Python中tornado接口里的操作时间差远远大于脚本的时间差，如何排查和优化？

接口里有个逻辑如下

st = time.time()
most_common_id = Counter(id_list).most_common(5000)
ed = time.time()
print("most common cost time %s", et - st)

其中，id_list是个 15w 长度的 list，Counter 之后是 10w 长度。

但在接口里要花接近 400ms，脚本直接执行的话，只要 200ms，都是平均时长。

eggper 1楼

这个问题我遇到过，核心在于Tornado的异步特性和你的测试方法。

首先，直接比较脚本执行时间和接口响应时间是不公平的。脚本时间只计算了你的核心逻辑CPU耗时，而接口响应时间（比如用time.time()在handler里包裹）包含了网络延迟、框架开销、可能存在的I/O等待（即使是异步的，某些阻塞操作也会拖累整个事件循环）、以及其他并发请求的干扰。

最可能的原因是你的接口里混用了阻塞代码。在异步函数（加了@gen.coroutine或async def）里，如果你直接调用了同步的、耗时的操作（比如requests.get()、time.sleep()、某些同步数据库查询、或者一个计算密集的循环），它会阻塞整个事件循环，导致所有并发请求都被卡住。这时单个请求的响应时间就会暴涨。

排查和优化的关键代码思路如下：

首先，定位耗时点。在Handler里用高精度计时器分段打点，不要只记录总时间。

import time
import asyncio
from tornado.web import RequestHandler, Application
from tornado.ioloop import IOLoop

class TestHandler(RequestHandler):
    async def get(self):
        start_total = time.perf_counter()
        
        # 阶段1: 网络I/O (必须异步化)
        io_start = time.perf_counter()
        # 错误示例: 同步请求，绝对禁止！
        # import requests
        # resp = requests.get('http://httpbin.org/delay/1') # 阻塞！
        
        # 正确示例: 使用异步HTTP客户端，如aiohttp或AsyncHTTPClient
        from tornado.httpclient import AsyncHTTPClient
        http_client = AsyncHTTPClient()
        try:
            resp = await http_client.fetch("http://httpbin.org/delay/1")
        except Exception as e:
            self.write(f"HTTP Error: {e}")
            return
        io_time = time.perf_counter() - io_start
        
        # 阶段2: CPU密集型计算 (考虑丢到线程池)
        cpu_start = time.perf_counter()
        # 如果是重计算，会阻塞事件循环
        result = some_intensive_calculation() # 这可能是个问题
        cpu_time = time.perf_counter() - cpu_start
        
        # 阶段3: 数据库查询 (必须用异步驱动)
        db_start = time.perf_counter()
        # 错误示例: 使用同步MySQL驱动如pymysql
        # db.cursor().execute("SELECT SLEEP(1)")
        
        # 正确示例: 使用aiomysql, asyncpg等
        # async with pool.acquire() as conn:
        #     await conn.execute("SELECT 1")
        db_time = time.perf_counter() - db_start
        
        total_time = time.perf_counter() - start_total
        
        self.write(f"""
        IO耗时: {io_time:.3f}s<br>
        CPU计算耗时: {cpu_time:.3f}s<br>
        数据库耗时: {db_time:.3f}s<br>
        总耗时: {total_time:.3f}s
        """)

针对性优化：
- I/O操作：确保所有网络请求、数据库操作都使用异步库（aiohttp, aiomysql, motor for MongoDB等）。
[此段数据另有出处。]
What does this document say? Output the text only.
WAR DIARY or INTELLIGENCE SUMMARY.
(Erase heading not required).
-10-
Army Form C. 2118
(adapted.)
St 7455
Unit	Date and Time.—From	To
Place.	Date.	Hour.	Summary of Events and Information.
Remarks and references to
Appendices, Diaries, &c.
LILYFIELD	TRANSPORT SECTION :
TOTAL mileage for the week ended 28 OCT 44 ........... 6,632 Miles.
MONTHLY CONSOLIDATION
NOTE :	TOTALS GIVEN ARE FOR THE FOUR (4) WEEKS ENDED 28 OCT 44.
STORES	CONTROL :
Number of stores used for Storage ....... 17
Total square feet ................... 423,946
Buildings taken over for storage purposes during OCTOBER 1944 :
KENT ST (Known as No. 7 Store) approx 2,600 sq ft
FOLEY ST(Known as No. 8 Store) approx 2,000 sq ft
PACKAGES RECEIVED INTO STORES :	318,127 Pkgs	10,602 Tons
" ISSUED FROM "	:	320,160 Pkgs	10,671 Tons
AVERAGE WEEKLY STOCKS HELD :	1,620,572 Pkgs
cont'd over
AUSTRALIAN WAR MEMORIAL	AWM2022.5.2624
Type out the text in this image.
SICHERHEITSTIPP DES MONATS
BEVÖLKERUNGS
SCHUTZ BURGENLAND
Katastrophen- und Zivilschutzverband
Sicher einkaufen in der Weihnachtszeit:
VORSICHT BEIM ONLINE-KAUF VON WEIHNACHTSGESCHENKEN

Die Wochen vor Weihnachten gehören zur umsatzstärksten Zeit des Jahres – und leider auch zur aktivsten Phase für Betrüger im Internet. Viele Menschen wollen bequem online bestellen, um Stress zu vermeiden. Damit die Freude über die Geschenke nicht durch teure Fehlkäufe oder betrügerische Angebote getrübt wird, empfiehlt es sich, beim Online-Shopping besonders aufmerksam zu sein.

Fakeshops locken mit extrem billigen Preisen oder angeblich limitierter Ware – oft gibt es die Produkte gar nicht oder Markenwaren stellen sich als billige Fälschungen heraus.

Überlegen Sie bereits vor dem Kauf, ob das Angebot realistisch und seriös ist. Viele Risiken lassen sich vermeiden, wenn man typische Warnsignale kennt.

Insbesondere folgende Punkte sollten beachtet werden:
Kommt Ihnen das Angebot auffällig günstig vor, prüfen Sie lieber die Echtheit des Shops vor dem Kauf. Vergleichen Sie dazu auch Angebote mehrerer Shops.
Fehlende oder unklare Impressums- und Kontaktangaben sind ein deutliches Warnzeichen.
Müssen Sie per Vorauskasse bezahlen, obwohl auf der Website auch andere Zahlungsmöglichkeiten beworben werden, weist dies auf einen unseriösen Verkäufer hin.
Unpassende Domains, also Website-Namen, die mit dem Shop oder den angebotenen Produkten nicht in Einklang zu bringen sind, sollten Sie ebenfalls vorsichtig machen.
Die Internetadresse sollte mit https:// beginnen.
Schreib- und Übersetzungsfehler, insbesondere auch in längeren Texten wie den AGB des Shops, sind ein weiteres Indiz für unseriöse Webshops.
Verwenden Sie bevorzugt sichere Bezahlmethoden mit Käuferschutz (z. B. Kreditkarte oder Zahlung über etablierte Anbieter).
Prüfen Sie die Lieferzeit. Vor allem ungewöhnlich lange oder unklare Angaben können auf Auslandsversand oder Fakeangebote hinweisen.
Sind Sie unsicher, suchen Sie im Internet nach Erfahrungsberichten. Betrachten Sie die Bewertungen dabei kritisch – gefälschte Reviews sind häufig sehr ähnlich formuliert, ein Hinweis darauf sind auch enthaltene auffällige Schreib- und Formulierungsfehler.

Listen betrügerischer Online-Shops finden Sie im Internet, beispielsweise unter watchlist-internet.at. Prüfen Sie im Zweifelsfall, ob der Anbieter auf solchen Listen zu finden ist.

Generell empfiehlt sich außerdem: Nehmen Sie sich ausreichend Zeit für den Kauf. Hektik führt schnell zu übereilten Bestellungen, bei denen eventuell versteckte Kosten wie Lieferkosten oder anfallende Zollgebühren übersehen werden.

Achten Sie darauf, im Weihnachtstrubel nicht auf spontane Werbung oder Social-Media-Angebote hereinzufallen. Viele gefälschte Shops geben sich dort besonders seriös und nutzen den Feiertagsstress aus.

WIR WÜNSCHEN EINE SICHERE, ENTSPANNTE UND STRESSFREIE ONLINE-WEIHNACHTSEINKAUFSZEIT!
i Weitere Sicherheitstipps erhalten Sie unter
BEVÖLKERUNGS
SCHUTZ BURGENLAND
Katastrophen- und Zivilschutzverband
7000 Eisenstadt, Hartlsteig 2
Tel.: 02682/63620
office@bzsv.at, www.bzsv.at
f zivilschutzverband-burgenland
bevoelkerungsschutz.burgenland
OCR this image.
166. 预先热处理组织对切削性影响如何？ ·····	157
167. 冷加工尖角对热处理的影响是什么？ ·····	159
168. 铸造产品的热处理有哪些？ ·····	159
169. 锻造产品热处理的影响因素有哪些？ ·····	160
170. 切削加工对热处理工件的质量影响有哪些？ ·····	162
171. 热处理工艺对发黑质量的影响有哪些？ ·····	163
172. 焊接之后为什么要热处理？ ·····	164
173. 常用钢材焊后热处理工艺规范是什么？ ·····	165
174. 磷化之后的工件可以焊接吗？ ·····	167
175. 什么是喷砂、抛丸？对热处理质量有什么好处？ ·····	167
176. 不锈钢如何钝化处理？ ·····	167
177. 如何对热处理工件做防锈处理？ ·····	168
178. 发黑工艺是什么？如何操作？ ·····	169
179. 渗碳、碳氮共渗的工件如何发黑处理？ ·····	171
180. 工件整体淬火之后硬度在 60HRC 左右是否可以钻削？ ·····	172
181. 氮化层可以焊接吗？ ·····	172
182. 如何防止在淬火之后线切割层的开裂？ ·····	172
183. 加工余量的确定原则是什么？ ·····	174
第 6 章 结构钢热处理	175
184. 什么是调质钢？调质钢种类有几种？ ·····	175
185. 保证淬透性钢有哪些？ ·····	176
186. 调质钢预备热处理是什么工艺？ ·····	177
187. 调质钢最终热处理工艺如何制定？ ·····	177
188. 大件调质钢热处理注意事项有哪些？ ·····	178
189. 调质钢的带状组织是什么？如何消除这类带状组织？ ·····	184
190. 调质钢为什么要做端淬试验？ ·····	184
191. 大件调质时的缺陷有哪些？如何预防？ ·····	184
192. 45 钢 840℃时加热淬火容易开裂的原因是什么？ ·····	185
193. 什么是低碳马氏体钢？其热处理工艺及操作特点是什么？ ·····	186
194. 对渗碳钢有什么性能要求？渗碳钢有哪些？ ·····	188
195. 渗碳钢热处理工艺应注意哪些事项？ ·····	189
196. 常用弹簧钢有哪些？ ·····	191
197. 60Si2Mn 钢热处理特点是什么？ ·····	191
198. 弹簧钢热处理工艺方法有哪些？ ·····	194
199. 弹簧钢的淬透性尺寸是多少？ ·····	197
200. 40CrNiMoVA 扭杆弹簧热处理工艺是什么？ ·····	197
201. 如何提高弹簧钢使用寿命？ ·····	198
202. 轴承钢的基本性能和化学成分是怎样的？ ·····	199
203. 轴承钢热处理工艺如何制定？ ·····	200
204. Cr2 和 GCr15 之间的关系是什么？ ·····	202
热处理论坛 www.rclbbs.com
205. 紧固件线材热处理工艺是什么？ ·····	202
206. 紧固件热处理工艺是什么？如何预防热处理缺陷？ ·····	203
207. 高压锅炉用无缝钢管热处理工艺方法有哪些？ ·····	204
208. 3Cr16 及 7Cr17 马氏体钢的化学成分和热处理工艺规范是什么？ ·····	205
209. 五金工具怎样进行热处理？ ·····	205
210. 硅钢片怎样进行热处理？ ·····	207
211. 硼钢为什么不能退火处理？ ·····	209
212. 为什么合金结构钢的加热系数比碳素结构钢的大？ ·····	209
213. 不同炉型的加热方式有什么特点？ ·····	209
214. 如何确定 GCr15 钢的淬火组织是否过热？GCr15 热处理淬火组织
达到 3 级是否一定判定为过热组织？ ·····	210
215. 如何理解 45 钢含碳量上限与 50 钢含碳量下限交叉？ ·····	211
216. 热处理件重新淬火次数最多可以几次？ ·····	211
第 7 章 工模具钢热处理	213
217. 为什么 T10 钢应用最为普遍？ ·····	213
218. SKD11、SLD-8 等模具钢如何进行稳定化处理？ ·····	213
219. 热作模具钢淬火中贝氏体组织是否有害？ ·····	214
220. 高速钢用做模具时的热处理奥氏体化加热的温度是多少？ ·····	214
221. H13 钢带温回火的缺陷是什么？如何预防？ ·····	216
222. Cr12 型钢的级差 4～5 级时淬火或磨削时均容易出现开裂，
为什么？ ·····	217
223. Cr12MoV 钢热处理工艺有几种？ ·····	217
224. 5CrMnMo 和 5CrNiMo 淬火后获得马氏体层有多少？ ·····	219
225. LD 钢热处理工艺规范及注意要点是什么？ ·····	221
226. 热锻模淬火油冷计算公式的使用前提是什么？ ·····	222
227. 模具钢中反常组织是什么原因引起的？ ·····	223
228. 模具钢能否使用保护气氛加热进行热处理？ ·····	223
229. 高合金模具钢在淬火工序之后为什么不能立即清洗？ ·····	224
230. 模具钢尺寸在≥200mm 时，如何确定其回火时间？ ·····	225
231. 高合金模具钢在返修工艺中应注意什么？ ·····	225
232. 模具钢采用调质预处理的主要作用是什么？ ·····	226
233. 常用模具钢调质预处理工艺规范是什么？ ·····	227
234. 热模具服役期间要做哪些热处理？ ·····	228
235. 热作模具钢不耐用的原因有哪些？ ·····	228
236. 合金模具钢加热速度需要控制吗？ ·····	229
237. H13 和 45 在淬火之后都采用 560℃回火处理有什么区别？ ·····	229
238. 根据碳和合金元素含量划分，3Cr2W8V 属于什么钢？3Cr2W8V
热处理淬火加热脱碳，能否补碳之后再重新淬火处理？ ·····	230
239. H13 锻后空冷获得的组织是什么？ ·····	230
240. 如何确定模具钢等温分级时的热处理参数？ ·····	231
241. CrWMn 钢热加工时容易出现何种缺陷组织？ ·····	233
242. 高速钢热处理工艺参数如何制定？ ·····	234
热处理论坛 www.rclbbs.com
Tornado自带的AsyncHTTPClient用于HTTP请求。
- CPU密集型任务：如果some_intensive_calculation()很耗时，用IOLoop.run_in_executor把它丢到线程池去跑，避免阻塞事件循环。
```
import concurrent.futures
cpu_executor = concurrent.futures.ThreadPoolExecutor(max_workers=4)

class CPUHandler(RequestHandler):
    async def get(self):
        loop = asyncio.get_event_loop()
        result = await loop.run_in_executor(cpu_executor, some_intensive_calculation)
        self.write(f"Result: {result}")
```
- 检查全局锁或共享资源竞争：比如有没有用全局变量还加了锁？这会在并发时造成串行等待。
验证环境：用ab或wrk做并发测试，模拟多个同时请求。单独测一个请求很快，但并发下变慢，基本就是上面说的阻塞事件循环的问题。

总结：用异步库替换所有阻塞调用，CPU密集型任务丢线程池。